# Well they tried to burn us out yesterday



## nabisho (Nov 18, 2004)

A wildfire got started just across the valley yesterday afternoon. Lots of wind so they had us ready to evacuate in case it turned toward us. I had to box up all my non-flyers and get ready to release everybody else. It was touch and go for a while last night but the fire guys got the tanker plane and the bucket copters on it and got it knocked down before the wind really got going. Held it to 10 acres. I hate wildfires, but at least I'm now ready to pack everybody up and hit the road so that's one good thing.

NAB


----------



## FloridaLuv (Dec 19, 2008)

WOW.... very close call... I am so thankful that you were prepared.... and even more thankful that everyone is safe and well.


----------



## bcr1 (Jun 9, 2009)

Wow nab that was a close call!! Glad it all worked out for ya


----------



## mr squeaks (Apr 14, 2005)

Of all the natural disasters that scare me, fire is the worst!!

I CAN'T BEGIN TO TELL YOU HOW GLAD I AM ALL TURNED OUT WELL!!

You live in such a beautiful area! To see it destroyed by fire breaks my heart!!

SENDING MY BEST WITH LOVE AND HUGS TO YOU AND ALL THE CRITTERS, NAB!!

Shi


----------



## Charis (Feb 11, 2007)

That must have been so scary. I'm glad all is ok.


----------



## Feather (Dec 8, 2005)

That wouldn't be a bad drill for all of us to walk through.


----------



## Charis (Feb 11, 2007)

Feather said:


> That wouldn't be a bad drill for all of us to walk through.


You are so right. At this point, I wouldn't be able to fit eveyone in my car.


----------



## TerriB (Nov 16, 2003)

Glad it turned out to be just a test run.
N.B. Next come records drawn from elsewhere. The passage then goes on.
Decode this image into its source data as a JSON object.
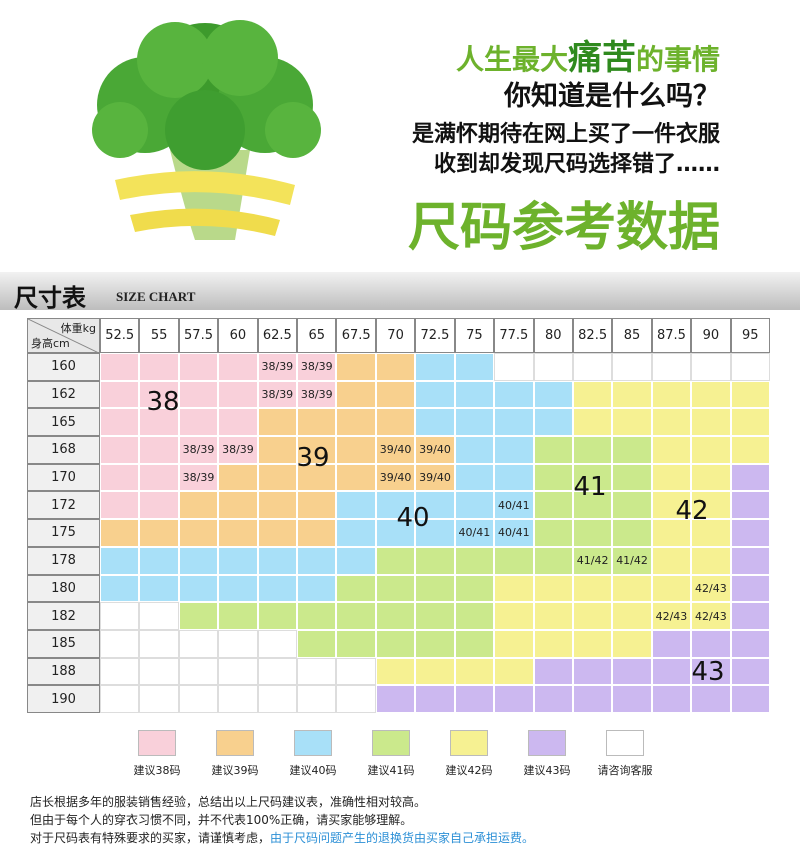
{
  "header": {
    "line1": [
      "人生最大",
      "痛苦",
      "的事情"
    ],
    "line2": "你知道是什么吗？",
    "line3": "是满怀期待在网上买了一件衣服",
    "line4": "收到却发现尺码选择错了……",
    "headline": "尺码参考数据"
  },
  "section": {
    "title": "尺寸表",
    "subtitle": "SIZE CHART"
  },
  "table": {
    "corner_top": "体重kg",
    "corner_bottom": "身高cm",
    "weights": [
      "52.5",
      "55",
      "57.5",
      "60",
      "62.5",
      "65",
      "67.5",
      "70",
      "72.5",
      "75",
      "77.5",
      "80",
      "82.5",
      "85",
      "87.5",
      "90",
      "95"
    ],
    "rows": [
      {
        "height": "160",
        "cells": [
          0,
          0,
          0,
          0,
          {
            "zone": 0,
            "label": "38/39"
          },
          {
            "zone": 0,
            "label": "38/39"
          },
          1,
          1,
          2,
          2,
          6,
          6,
          6,
          6,
          6,
          6,
          6
        ]
      },
      {
        "height": "162",
        "cells": [
          0,
          0,
          0,
          0,
          {
            "zone": 0,
            "label": "38/39"
          },
          {
            "zone": 0,
            "label": "38/39"
          },
          1,
          1,
          2,
          2,
          2,
          2,
          4,
          4,
          4,
          4,
          4
        ]
      },
      {
        "height": "165",
        "cells": [
          0,
          0,
          0,
          0,
          1,
          1,
          1,
          1,
          2,
          2,
          2,
          2,
          4,
          4,
          4,
          4,
          4
        ]
      },
      {
        "height": "168",
        "cells": [
          0,
          0,
          {
            "zone": 0,
            "label": "38/39"
          },
          {
            "zone": 0,
            "label": "38/39"
          },
          1,
          1,
          1,
          {
            "zone": 1,
            "label": "39/40"
          },
          {
            "zone": 1,
            "label": "39/40"
          },
          2,
          2,
          3,
          3,
          3,
          4,
          4,
          4
        ]
      },
      {
        "height": "170",
        "cells": [
          0,
          0,
          {
            "zone": 0,
            "label": "38/39"
          },
          1,
          1,
          1,
          1,
          {
            "zone": 1,
            "label": "39/40"
          },
          {
            "zone": 1,
            "label": "39/40"
          },
          2,
          2,
          3,
          3,
          3,
          4,
          4,
          5
        ]
      },
      {
        "height": "172",
        "cells": [
          0,
          0,
          1,
          1,
          1,
          1,
          2,
          2,
          2,
          2,
          {
            "zone": 2,
            "label": "40/41"
          },
          3,
          3,
          3,
          4,
          4,
          5
        ]
      },
      {
        "height": "175",
        "cells": [
          1,
          1,
          1,
          1,
          1,
          1,
          2,
          2,
          2,
          {
            "zone": 2,
            "label": "40/41"
          },
          {
            "zone": 2,
            "label": "40/41"
          },
          3,
          3,
          3,
          4,
          4,
          5
        ]
      },
      {
        "height": "178",
        "cells": [
          2,
          2,
          2,
          2,
          2,
          2,
          2,
          3,
          3,
          3,
          3,
          3,
          {
            "zone": 3,
            "label": "41/42"
          },
          {
            "zone": 3,
            "label": "41/42"
          },
          4,
          4,
          5
        ]
      },
      {
        "height": "180",
        "cells": [
          2,
          2,
          2,
          2,
          2,
          2,
          3,
          3,
          3,
          3,
          4,
          4,
          4,
          4,
          4,
          {
            "zone": 4,
            "label": "42/43"
          },
          5
        ]
      },
      {
        "height": "182",
        "cells": [
          6,
          6,
          3,
          3,
          3,
          3,
          3,
          3,
          3,
          3,
          4,
          4,
          4,
          4,
          {
            "zone": 4,
            "label": "42/43"
          },
          {
            "zone": 4,
            "label": "42/43"
          },
          5
        ]
      },
      {
        "height": "185",
        "cells": [
          6,
          6,
          6,
          6,
          6,
          3,
          3,
          3,
          3,
          3,
          4,
          4,
          4,
          4,
          5,
          5,
          5
        ]
      },
      {
        "height": "188",
        "cells": [
          6,
          6,
          6,
          6,
          6,
          6,
          6,
          4,
          4,
          4,
          4,
          5,
          5,
          5,
          5,
          5,
          5
        ]
      },
      {
        "height": "190",
        "cells": [
          6,
          6,
          6,
          6,
          6,
          6,
          6,
          5,
          5,
          5,
          5,
          5,
          5,
          5,
          5,
          5,
          5
        ]
      }
    ],
    "zone_labels": [
      "38",
      "39",
      "40",
      "41",
      "42",
      "43"
    ]
  },
  "legend": [
    {
      "label": "建议38码",
      "color": "#f9d0da"
    },
    {
      "label": "建议39码",
      "color": "#f8d08e"
    },
    {
      "label": "建议40码",
      "color": "#a8e0f8"
    },
    {
      "label": "建议41码",
      "color": "#cbe98c"
    },
    {
      "label": "建议42码",
      "color": "#f6f192"
    },
    {
      "label": "建议43码",
      "color": "#ccb8f0"
    },
    {
      "label": "请咨询客服",
      "color": "#ffffff"
    }
  ],
  "notes": {
    "line1": "店长根据多年的服装销售经验，总结出以上尺码建议表，准确性相对较高。",
    "line2": "但由于每个人的穿衣习惯不同，并不代表100%正确，请买家能够理解。",
    "line3": [
      "对于尺码表有特殊要求的买家，请谨慎考虑，",
      "由于尺码问题产生的退换货由买家自己承担运费。"
    ]
  }
}
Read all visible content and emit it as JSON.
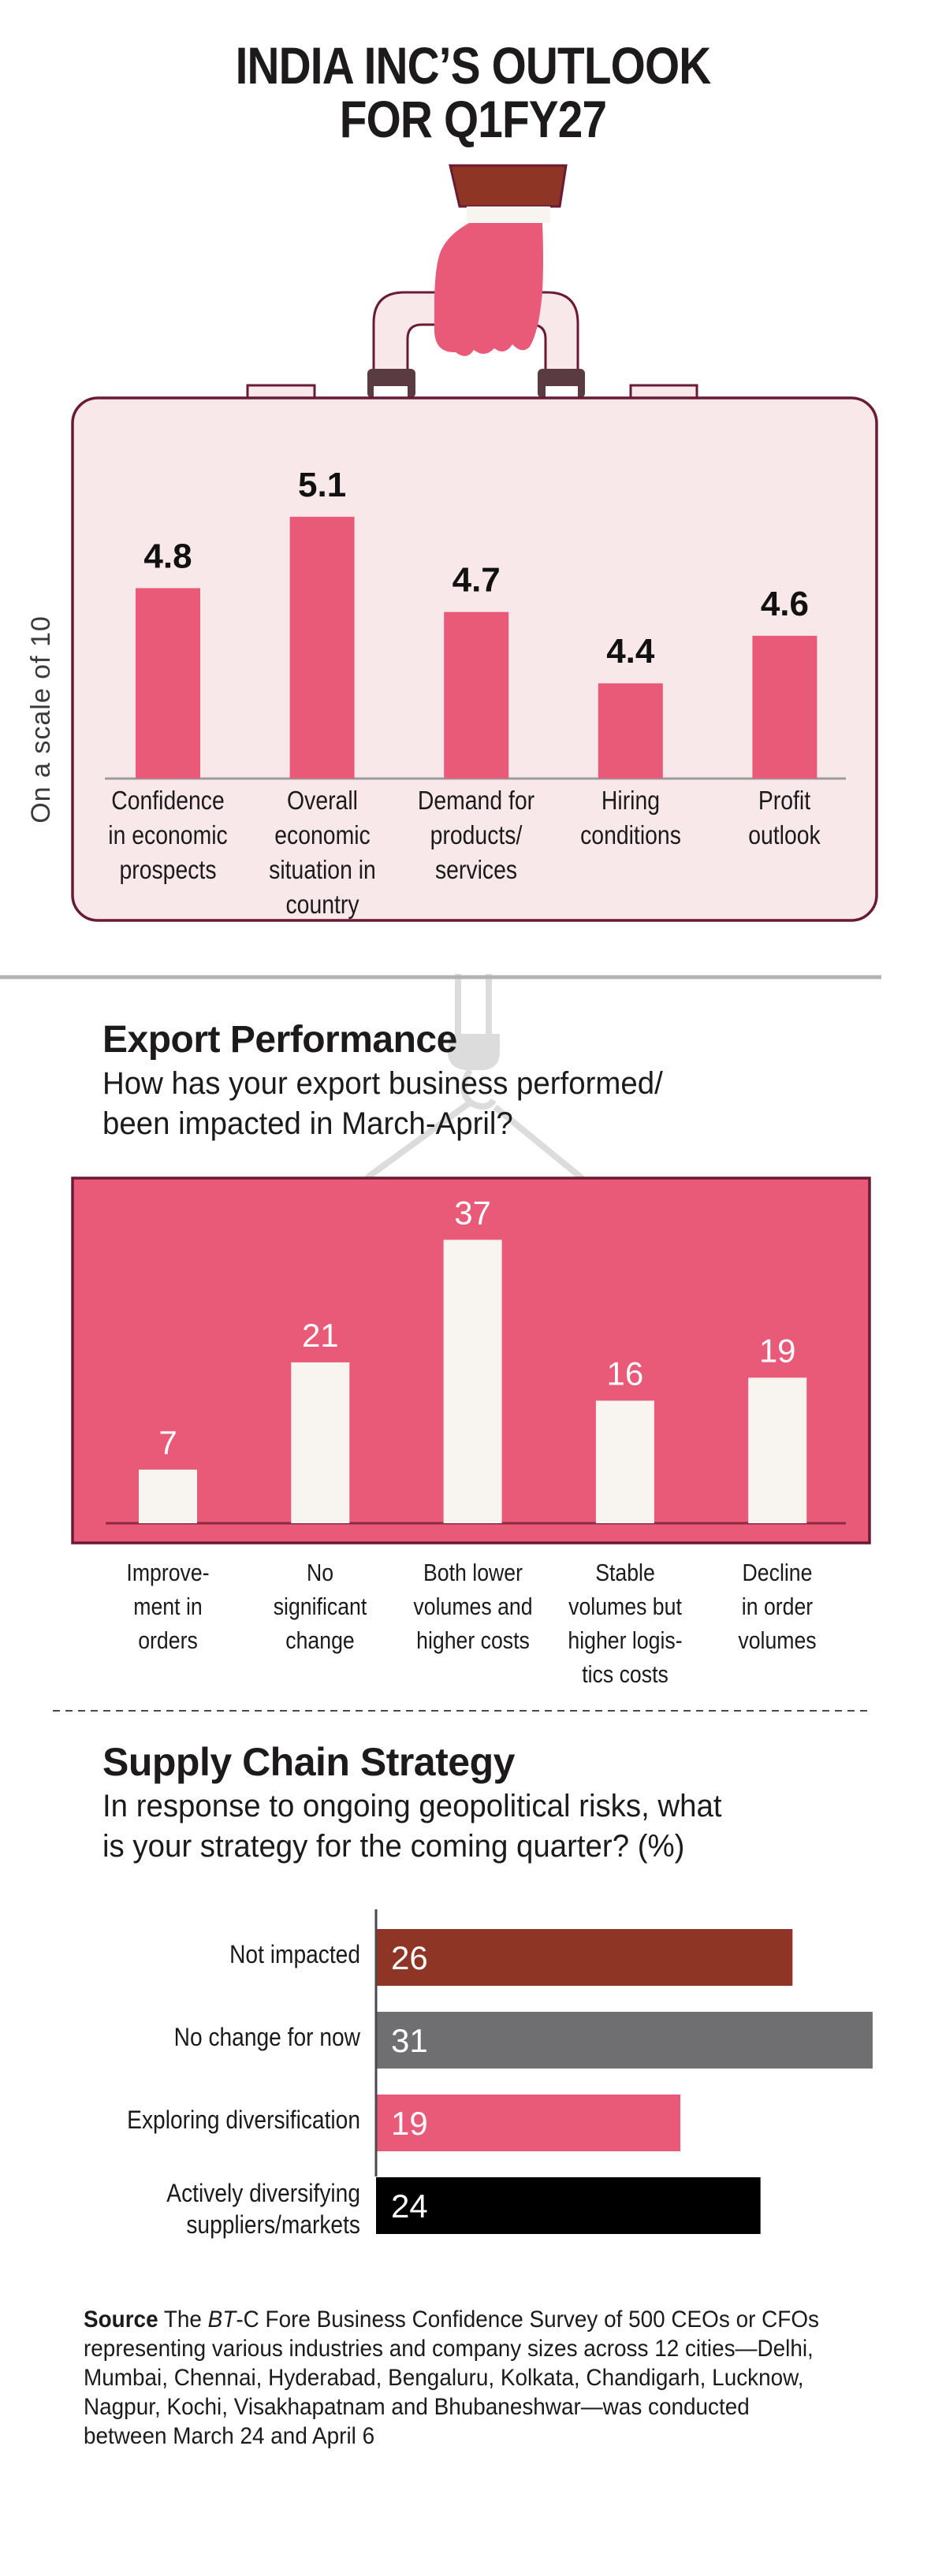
{
  "header": {
    "title_line1": "INDIA INC’S OUTLOOK",
    "title_line2": "FOR Q1FY27"
  },
  "colors": {
    "pink": "#e85a78",
    "briefcase_fill": "#f8e8e9",
    "briefcase_stroke": "#6b1a36",
    "brown": "#8e3526",
    "gray": "#6f6f71",
    "black": "#000000",
    "cream": "#f8f4f0",
    "hook_gray": "#dcdcdc",
    "divider_gray": "#b3b3b5"
  },
  "chart_data": [
    {
      "type": "bar",
      "name": "outlook",
      "title": "",
      "ylabel": "On a scale of 10",
      "xlabel": "",
      "ylim": [
        4.0,
        5.2
      ],
      "grid": false,
      "categories": [
        "Confidence\nin economic\nprospects",
        "Overall\neconomic\nsituation in\ncountry",
        "Demand for\nproducts/\nservices",
        "Hiring\nconditions",
        "Profit\noutlook"
      ],
      "values": [
        4.8,
        5.1,
        4.7,
        4.4,
        4.6
      ],
      "value_labels": [
        "4.8",
        "5.1",
        "4.7",
        "4.4",
        "4.6"
      ]
    },
    {
      "type": "bar",
      "name": "export_performance",
      "title": "Export Performance",
      "subtitle": "How has your export business performed/\nbeen impacted in March-April?",
      "xlabel": "",
      "ylabel": "",
      "ylim": [
        0,
        40
      ],
      "grid": false,
      "categories": [
        "Improve-\nment in\norders",
        "No\nsignificant\nchange",
        "Both lower\nvolumes and\nhigher costs",
        "Stable\nvolumes but\nhigher logis-\ntics costs",
        "Decline\nin order\nvolumes"
      ],
      "values": [
        7,
        21,
        37,
        16,
        19
      ],
      "value_labels": [
        "7",
        "21",
        "37",
        "16",
        "19"
      ]
    },
    {
      "type": "bar",
      "orientation": "horizontal",
      "name": "supply_chain_strategy",
      "title": "Supply Chain Strategy",
      "subtitle": "In response to ongoing geopolitical risks, what\nis your strategy for the coming quarter? (%)",
      "xlabel": "",
      "ylabel": "",
      "xlim": [
        0,
        31
      ],
      "grid": false,
      "categories": [
        "Not impacted",
        "No change for now",
        "Exploring diversification",
        "Actively diversifying\nsuppliers/markets"
      ],
      "values": [
        26,
        31,
        19,
        24
      ],
      "value_labels": [
        "26",
        "31",
        "19",
        "24"
      ],
      "bar_colors": [
        "#8e3526",
        "#6f6f71",
        "#e85a78",
        "#000000"
      ]
    }
  ],
  "export": {
    "title": "Export Performance",
    "subtitle": "How has your export business performed/\nbeen impacted in March-April?"
  },
  "supply": {
    "title": "Supply Chain Strategy",
    "subtitle": "In response to ongoing geopolitical risks, what\nis your strategy for the coming quarter? (%)"
  },
  "source": {
    "label": "Source",
    "pre": "The ",
    "italic": "BT",
    "text": "-C Fore Business Confidence Survey of 500 CEOs or CFOs representing various industries and company sizes across 12 cities—Delhi, Mumbai, Chennai, Hyderabad, Bengaluru, Kolkata, Chandigarh, Lucknow, Nagpur, Kochi, Visakhapatnam and Bhubaneshwar—was conducted between March 24 and April 6"
  }
}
I can't imagine having to do emergency transport for all of your wild critters!


----------



## Crazy Pete (Nov 13, 2008)

A flood or a fire, nether of them show any mercy, glad yours turned out ok.
Dave


----------



## maryjane (Jul 15, 2006)

Charis said:


> You are so right. At this point, I wouldn't be able to fit eveyone in my car.


At this point, I wouldn't be able to fit everyone into a U-Haul. 

I'm so glad it worked out okay, Nab, I can't imagine having to pack up all your guys and then worry about the released ones!


----------



## TAWhatley (Mar 6, 2001)

Glad all is well, Nab. Some of our members have had to pack up and go due to hurricanes in Florida. I'm pretty sure that Treesa is prepared, and I know that Julie (Turkey) had to evacuate years ago and managed to do it simply because she was prepared. This is a really important consideration for all of us .. if you've got to go at the drop of a hat, then how do you get your birds and animals out? You need to have figured this out before the need to do so and also need to have gotten all the logistics down pat .. ie .. will all those boxes/carriers fit into our vehicles .. do you have food and water for all the critters .. this is definitely something to think about and get organized. Here in So Cal we have fires and earthquakes .. in other areas it's hurricanes and tornadoes .. flash floods .. you name it .. you need to be prepared! AND .. you especially need to know what evacuation resources will not only accept you BUT also your birds and animals.

Terry


----------



## Skyeking (Jan 17, 2003)

Fires are just the worst, I sure am glad they got it under control and all is well.


----------



## TrevorsCoop (Jul 14, 2009)

I can't amagine! here in NJ, i have never experienced a wild fire. Which birds where your non-flyers?


----------



## Feefo (Feb 8, 2002)

Phew, Nab! I was expecting to see a thread about two little animals that had been plucked out of danger. How frightening for you all!

Cynthia


----------



## nabisho (Nov 18, 2004)

*It was a very good drill for us*

now I have all my emergency boxes and carriers set aside in the garage with clean chux pads and ready to load. a 5 gallon pail of food and a traveling meds bag (baytril, neosporin etc.) all ready to go too. I could get ready and go a lot faster now since going through this exercise. Everybody that is in a fire prone area or any area that has natural disasters should probably do a practice run it could give you the key learnings that will save time and therefore the lives of your guys.

NAB 

Of course some guys just don't like to travel like the Black Crowned Night Heron and the Sharp-Shinned Hawk. Getting in boxes just isn't their cup of tea even if it is for their own good.


----------



## Charis (Feb 11, 2007)

Yep...that Hawk, looks rather annoyed.


----------



## Skyeking (Jan 17, 2003)

Wonderful pics.....You just can't please them all , even though you have their best interests at heart and are such a good caregiver.


----------



## TerriB (Nov 16, 2003)

nabisho said:


> now I have all my emergency boxes and carriers set aside in the garage with clean chux pads and ready to load. a 5 gallon pail of food and a traveling meds bag (baytril, neosporin etc.) all ready to go too. I could get ready and go a lot faster now since going through this exercise....


Good advice to get as much done ahead of time so you can just grab and go!


----------